Stars: Christian Bale, Rosamund Pike, Wes Studi, Rory Cochrane, Jesse Plemons, Ben Foster, Adam Beach, Timothee Chalamet, Peter Mullan, Q'orianka Kilcher, Scott Wilson, Paul Anderson

Director: Scott Cooper

A grim, very slow, red in tooth-and-claw western, set in 1892, which goes deeper into character than usual, albeit not always in convincing ways. Hero Bale's conversion from hatred of native American chieftain Yellow Hawk (Studi), for example, to a deep-felt friendship at the end, is uneasily speedy and whole-hearted.

The film opens on a massacre, as Rosalie Quaid's (Pike) husband, daughters and baby are slaughtered by native renegades. Alone with the dead, she is discovered by cavalry officer Bale and his men, who are reluctantly escorting a dying Yellow Hawk and his family from New Mexico to far-off Montana and his traditional tribal home - an assignment Bale's Capt Joe Blocker has at first refused.

On detail with him are his long-serving sergeant (Cochrane, unrecognisable - beneath a massive beard - from his CSI Miami days), a green lieutenant (Plemons) and a French private who barely lasts beyond the first reel. Bale himself sports a moustache that almost rivals Kenneth Branagh's in that dreary Orient Express film.

On the way, they're attacked by the aforementioned renegades as well as by fur traders, a killer (Foster) who must also be taken to Montana, and, at the end, by a family of father and four brothers who have claimed the chief's land as their own.
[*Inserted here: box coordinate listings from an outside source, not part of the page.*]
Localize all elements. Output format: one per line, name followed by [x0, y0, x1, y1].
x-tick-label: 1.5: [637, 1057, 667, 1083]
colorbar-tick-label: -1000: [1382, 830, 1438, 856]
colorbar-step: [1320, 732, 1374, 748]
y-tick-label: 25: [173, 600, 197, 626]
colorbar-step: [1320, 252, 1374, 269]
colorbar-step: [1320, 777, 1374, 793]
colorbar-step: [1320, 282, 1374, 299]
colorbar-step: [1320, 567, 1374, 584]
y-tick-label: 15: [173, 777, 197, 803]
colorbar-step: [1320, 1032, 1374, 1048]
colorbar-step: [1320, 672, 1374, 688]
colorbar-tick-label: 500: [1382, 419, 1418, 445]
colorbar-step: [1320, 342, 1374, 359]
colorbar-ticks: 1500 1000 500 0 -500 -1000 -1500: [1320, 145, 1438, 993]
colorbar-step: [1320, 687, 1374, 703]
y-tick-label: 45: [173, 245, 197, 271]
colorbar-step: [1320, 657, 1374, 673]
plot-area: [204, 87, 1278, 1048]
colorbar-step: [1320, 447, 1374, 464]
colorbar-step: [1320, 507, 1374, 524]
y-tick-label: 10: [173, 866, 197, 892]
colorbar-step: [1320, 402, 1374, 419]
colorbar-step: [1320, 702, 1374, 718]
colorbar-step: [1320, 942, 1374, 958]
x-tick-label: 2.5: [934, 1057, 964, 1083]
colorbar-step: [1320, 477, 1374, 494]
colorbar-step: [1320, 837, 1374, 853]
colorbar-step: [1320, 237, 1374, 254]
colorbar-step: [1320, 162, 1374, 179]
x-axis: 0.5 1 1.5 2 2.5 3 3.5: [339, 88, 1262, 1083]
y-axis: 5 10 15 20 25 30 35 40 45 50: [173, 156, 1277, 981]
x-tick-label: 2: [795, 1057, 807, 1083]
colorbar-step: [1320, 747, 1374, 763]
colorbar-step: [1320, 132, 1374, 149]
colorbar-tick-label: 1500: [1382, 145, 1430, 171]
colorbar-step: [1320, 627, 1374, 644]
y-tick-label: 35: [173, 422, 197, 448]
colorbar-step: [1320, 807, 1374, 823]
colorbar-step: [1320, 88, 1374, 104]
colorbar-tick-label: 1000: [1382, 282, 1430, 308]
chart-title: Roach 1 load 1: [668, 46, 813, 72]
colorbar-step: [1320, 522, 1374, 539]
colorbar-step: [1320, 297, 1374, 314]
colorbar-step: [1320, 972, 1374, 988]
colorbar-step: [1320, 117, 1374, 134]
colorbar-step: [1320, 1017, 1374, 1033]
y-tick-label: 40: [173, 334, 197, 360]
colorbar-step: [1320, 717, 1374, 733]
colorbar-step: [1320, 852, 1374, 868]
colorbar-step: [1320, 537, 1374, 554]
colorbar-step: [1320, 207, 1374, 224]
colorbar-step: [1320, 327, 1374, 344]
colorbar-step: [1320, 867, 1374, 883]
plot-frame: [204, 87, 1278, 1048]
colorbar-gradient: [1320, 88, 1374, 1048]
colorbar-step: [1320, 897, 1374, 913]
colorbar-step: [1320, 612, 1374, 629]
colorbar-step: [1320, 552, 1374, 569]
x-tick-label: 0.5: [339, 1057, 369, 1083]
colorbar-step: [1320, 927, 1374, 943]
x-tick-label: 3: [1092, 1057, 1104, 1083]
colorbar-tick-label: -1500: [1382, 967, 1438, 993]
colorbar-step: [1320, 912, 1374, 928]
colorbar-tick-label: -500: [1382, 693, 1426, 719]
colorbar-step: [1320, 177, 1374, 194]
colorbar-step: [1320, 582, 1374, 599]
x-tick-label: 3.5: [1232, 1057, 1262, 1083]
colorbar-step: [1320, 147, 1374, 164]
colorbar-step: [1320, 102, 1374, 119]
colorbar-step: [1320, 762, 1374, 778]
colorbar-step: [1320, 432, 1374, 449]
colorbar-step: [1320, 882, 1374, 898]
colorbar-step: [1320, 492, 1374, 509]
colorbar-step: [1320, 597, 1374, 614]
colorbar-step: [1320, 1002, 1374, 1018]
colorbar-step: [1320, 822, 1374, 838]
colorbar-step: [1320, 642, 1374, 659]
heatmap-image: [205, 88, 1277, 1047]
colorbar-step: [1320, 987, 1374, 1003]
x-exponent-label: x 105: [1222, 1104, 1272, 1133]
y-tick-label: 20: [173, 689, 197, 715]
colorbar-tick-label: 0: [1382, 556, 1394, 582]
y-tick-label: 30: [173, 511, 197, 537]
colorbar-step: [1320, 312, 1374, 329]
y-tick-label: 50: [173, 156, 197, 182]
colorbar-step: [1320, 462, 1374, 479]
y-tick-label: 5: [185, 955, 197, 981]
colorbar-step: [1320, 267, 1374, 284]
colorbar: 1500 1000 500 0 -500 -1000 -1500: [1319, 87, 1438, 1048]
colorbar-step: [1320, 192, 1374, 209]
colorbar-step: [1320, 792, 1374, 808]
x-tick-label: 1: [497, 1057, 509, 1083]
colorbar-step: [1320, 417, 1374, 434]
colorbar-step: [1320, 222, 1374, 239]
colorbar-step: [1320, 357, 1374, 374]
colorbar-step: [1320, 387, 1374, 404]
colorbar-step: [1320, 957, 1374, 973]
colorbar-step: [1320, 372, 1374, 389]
As the trek progresses, the director manages to fill in many of the traditional western cliches, as well as rather heavy-handed sympathy for the native American peoples.

Bale and Pike end up sharing a tent, even after a death and a desertion make this unnecessary, but their relationship is gently handled by both director and actors, each of whom give delicately nuanced performances. That said, it's a mighty slow ride through the plains and forests, pardners, if with just enough action to hold a more restless soul's interest.

Strange to find a Welshman, Englishwoman and Scotsman (Mullan) in the leads of a Hollywood western, but I guess it's a sign of the times.

David Quinlan

USA 2017. UK Distributor: Entertainment. Colour by efilm.
132 minutes. Widescreen. UK certificate: 15.

Guidance ratings (out of 3): Sex/nudity 0, Violence/Horror 2, Drugs 0, Swearing 1.